ELB Book Corner: Routledge Handbook of Election Law: What a Comparative Study of Election Law Teaches Us About Democracy

I am pleased to welcome to ELB Book Corner some of the authors of the Routledge Handbook of Election Law. Here is the second of three posts, by David Schultz.

ELB Book Corner

David Schultz

Freedom House notes that after a golden age of democracy Post World War II to the fall of the Berlin Wall and  the breakup of the Soviet Union,  it is in retreat across the world.  

Across the world as chapters by Inese Druviete and Eriks Kristens Selga (the Baltics), Ali Çarkoğlu (Turkey), Daniela Urosa (Latin America), Ugochukwu Ezeh (Africa), M. V. Rajeev Gowda and Varun Santhosh (India), Mohd Azizuddin Mohd Sani (Malaysia), Hassan Nasir Mirbahar (Pakistan), and Erik Johan Mobrand (South Korea) show, emerging and advanced democracies face election law challenges. Donald Trump’s refusal to recognize the  results of the 2020 US presidential elections demonstrates election law matters to democracy, but how?

            David Schultz argues that  election law are the rules that translate democratic theory into practice.  He examines constitutional clauses from around the world that address issues of election law such as formal rules regarding voting rights, rights of political parties,  a free press, and free expression.  He found little correlation  between these clauses and whether a country was a democracy.  Schultz concludes that  that we need to examine the impact of constitutional courts, statutory provisions, and political culture and other values and unwritten rules when it comes to explaining how and whether campaigns and elections and election law promote democracy.

            Mark Rush focuses on what representative government in classic and contemporary contexts means. He identifies tensions within democratic theory concerning what constitutes “the will of the people,” the notion of “fair and effective representation,” and how changes in the context in which elections are conducted affect our understanding of democracy and representation. These changes have resulted from technological advances, legal reforms and, paradoxically, the democratization of politics and political power.   He concludes that the future viability of democracy will be contingent upon developing a viable system of capturing the will of the people. 

           Steve Mulroy examines the state of democracy in America, once reputed as the greatest democracy in the world.  He notes five election reform areas where the U.S. is an outlier: (1) voter registration; (2) voter ID; (3) felon disenfranchisement; (4) redistricting; and (5) Proportional Representation (PR). His chapter compares and contrasts across countries, notes trends, and makes recommendations, including Automatic Voter Registration  (AVR), alternatives to photo IDs, eased felon reenfranchisement, nonpartisan districting commissions, and PR. 

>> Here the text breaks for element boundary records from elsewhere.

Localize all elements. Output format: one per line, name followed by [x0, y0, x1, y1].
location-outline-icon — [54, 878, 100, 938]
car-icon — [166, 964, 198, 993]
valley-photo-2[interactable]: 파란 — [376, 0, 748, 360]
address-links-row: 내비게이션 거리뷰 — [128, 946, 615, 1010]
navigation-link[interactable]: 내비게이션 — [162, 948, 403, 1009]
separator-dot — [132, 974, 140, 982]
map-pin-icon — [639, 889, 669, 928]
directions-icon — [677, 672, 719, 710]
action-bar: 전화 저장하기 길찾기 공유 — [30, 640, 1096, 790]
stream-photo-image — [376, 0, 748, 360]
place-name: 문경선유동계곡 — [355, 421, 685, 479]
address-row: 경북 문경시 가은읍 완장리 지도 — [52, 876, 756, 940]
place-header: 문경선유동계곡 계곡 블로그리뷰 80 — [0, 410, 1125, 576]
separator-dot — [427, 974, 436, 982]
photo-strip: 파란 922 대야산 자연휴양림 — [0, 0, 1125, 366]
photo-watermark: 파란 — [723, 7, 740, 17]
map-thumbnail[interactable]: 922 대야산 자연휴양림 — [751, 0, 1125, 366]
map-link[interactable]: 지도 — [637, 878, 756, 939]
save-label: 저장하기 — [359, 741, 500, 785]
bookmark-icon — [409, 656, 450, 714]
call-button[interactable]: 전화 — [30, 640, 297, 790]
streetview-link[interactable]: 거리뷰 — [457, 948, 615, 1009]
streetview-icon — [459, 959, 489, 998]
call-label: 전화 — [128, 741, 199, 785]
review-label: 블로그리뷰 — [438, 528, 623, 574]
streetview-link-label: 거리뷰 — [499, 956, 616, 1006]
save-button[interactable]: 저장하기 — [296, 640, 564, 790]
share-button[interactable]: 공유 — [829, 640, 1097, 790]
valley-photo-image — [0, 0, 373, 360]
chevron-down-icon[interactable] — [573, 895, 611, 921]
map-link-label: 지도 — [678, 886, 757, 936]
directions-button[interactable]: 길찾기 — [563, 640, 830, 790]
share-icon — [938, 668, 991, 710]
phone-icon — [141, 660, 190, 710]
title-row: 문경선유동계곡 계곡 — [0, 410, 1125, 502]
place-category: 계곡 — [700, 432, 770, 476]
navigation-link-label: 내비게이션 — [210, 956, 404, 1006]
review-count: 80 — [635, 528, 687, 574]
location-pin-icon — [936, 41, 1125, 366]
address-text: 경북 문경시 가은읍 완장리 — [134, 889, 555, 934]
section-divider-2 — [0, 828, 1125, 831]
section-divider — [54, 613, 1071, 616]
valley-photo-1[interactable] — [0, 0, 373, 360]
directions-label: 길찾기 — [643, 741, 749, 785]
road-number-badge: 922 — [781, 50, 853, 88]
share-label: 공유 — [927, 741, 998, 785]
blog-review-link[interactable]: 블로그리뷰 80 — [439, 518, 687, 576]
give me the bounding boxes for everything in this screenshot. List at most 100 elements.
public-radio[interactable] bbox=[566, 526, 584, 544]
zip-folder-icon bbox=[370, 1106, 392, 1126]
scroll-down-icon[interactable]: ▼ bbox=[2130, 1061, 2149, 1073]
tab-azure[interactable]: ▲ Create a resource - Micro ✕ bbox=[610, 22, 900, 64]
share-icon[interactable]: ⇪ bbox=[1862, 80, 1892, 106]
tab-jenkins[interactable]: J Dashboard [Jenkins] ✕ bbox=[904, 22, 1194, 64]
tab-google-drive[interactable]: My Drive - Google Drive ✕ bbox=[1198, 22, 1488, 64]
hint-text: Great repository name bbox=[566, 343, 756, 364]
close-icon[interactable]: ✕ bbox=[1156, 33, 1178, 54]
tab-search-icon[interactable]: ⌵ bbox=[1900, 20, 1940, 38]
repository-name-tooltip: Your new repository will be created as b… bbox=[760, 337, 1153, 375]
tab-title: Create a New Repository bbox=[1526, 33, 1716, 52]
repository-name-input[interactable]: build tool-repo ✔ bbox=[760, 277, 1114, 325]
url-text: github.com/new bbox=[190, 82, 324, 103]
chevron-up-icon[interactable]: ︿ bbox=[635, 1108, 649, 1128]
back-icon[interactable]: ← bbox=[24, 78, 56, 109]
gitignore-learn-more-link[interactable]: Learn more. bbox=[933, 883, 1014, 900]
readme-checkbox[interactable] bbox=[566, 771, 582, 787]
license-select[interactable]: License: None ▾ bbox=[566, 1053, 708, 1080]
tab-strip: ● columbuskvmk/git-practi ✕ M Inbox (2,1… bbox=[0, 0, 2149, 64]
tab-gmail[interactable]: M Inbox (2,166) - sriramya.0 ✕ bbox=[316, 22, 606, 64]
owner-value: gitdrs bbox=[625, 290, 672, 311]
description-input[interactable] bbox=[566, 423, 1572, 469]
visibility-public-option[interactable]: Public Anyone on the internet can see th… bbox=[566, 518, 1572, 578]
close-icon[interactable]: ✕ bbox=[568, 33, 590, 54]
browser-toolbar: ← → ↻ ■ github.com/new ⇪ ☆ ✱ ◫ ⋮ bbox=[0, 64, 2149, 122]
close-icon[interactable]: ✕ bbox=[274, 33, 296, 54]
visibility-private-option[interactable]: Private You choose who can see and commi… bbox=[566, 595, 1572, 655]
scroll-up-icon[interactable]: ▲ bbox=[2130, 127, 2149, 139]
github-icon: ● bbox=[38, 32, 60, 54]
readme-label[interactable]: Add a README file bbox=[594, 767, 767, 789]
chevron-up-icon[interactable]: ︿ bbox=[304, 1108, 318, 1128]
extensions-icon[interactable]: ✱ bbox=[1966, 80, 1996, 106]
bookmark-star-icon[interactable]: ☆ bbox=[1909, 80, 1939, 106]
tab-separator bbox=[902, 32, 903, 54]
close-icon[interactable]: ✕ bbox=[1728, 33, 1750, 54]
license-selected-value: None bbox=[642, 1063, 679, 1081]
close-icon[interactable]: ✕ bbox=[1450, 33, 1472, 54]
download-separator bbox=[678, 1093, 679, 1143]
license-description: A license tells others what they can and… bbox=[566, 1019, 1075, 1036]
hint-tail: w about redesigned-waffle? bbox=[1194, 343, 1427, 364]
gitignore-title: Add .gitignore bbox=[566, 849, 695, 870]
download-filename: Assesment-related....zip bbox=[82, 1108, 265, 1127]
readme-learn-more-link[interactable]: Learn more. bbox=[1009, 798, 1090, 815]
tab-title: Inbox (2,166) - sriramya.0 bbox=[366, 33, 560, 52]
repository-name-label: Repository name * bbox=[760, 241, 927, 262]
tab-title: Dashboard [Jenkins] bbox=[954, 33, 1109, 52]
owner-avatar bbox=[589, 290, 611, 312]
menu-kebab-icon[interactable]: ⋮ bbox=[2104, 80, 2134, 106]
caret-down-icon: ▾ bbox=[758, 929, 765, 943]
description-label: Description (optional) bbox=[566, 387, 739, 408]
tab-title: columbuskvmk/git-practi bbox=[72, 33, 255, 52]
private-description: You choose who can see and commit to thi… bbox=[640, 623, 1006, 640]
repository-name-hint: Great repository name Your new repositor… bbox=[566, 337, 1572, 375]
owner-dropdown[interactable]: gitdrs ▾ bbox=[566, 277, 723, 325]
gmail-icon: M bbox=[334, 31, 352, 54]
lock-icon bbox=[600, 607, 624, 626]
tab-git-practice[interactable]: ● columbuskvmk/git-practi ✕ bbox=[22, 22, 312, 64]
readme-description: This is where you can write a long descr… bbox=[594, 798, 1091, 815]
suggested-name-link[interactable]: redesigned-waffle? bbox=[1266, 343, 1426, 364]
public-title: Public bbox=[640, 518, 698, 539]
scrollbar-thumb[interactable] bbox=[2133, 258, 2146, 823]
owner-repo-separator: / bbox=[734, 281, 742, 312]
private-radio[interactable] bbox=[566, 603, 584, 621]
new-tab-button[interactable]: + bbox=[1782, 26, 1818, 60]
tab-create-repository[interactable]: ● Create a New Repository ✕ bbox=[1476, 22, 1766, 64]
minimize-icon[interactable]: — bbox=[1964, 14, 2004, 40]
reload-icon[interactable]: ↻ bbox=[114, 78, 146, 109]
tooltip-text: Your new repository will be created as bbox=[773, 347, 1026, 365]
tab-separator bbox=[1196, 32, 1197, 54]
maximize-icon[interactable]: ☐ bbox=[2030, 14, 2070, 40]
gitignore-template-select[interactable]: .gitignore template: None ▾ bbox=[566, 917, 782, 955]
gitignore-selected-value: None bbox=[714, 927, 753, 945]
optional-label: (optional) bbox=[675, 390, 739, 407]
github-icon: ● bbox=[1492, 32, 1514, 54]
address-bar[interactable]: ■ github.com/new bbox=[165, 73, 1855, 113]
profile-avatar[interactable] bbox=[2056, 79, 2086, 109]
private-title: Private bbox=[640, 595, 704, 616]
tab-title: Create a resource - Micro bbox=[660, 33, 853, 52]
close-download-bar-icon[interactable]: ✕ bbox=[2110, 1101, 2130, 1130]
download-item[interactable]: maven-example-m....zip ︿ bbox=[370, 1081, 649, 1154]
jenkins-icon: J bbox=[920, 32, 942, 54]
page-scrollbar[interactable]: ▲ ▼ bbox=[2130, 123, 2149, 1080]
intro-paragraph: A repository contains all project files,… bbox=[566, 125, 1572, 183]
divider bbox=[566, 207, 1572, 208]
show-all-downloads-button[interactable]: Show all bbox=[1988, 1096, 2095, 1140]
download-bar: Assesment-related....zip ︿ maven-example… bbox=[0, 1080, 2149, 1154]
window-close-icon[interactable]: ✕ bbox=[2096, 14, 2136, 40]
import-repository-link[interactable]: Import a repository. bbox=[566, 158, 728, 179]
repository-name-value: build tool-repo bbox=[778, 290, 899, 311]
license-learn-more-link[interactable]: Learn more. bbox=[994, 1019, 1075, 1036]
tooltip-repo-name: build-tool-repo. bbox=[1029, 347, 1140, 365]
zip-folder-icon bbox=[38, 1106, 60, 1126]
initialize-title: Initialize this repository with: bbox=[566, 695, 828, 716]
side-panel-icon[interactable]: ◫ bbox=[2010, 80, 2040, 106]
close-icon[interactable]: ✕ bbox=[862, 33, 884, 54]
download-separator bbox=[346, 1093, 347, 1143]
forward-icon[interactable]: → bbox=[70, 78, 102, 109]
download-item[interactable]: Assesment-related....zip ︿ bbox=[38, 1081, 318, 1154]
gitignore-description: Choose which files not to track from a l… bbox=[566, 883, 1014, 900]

Graeme Orr takes an anthropological approach to election law, depicting elections as rituals.  He argues that  electoral politics is as much a sociological experience as it is an instrumental battle for persuasion and power.  This understanding of elections as rituals involves more than just paying heed to the symbolic and customary aspects of democracy.  It includes considering how different systems of campaigning or voting – including particularities of their regulation and technologies – shape how elections are experienced by citizens and elites alike. 

Finally, as chapters by Emily Schnurr and Barbara Jouan Stonestreet tell us, who gives money and how and how elections are financed matters in terms of who gets to speak, run, or participate in elections. Drude Dahlerup and Lenita Freidenvall examine the impact of gender quotas to improve representation of women,  and Enira Bronitskaya  and Jurij Toplak look at  how persons of disabilities are protected or challenged in voting and participating, and  chapters by Alexander Shylk, Bob Watt, and  Mathieu Leloup look at the mechanisms in place to resolve  election disputes or administer elections as important to democracy building.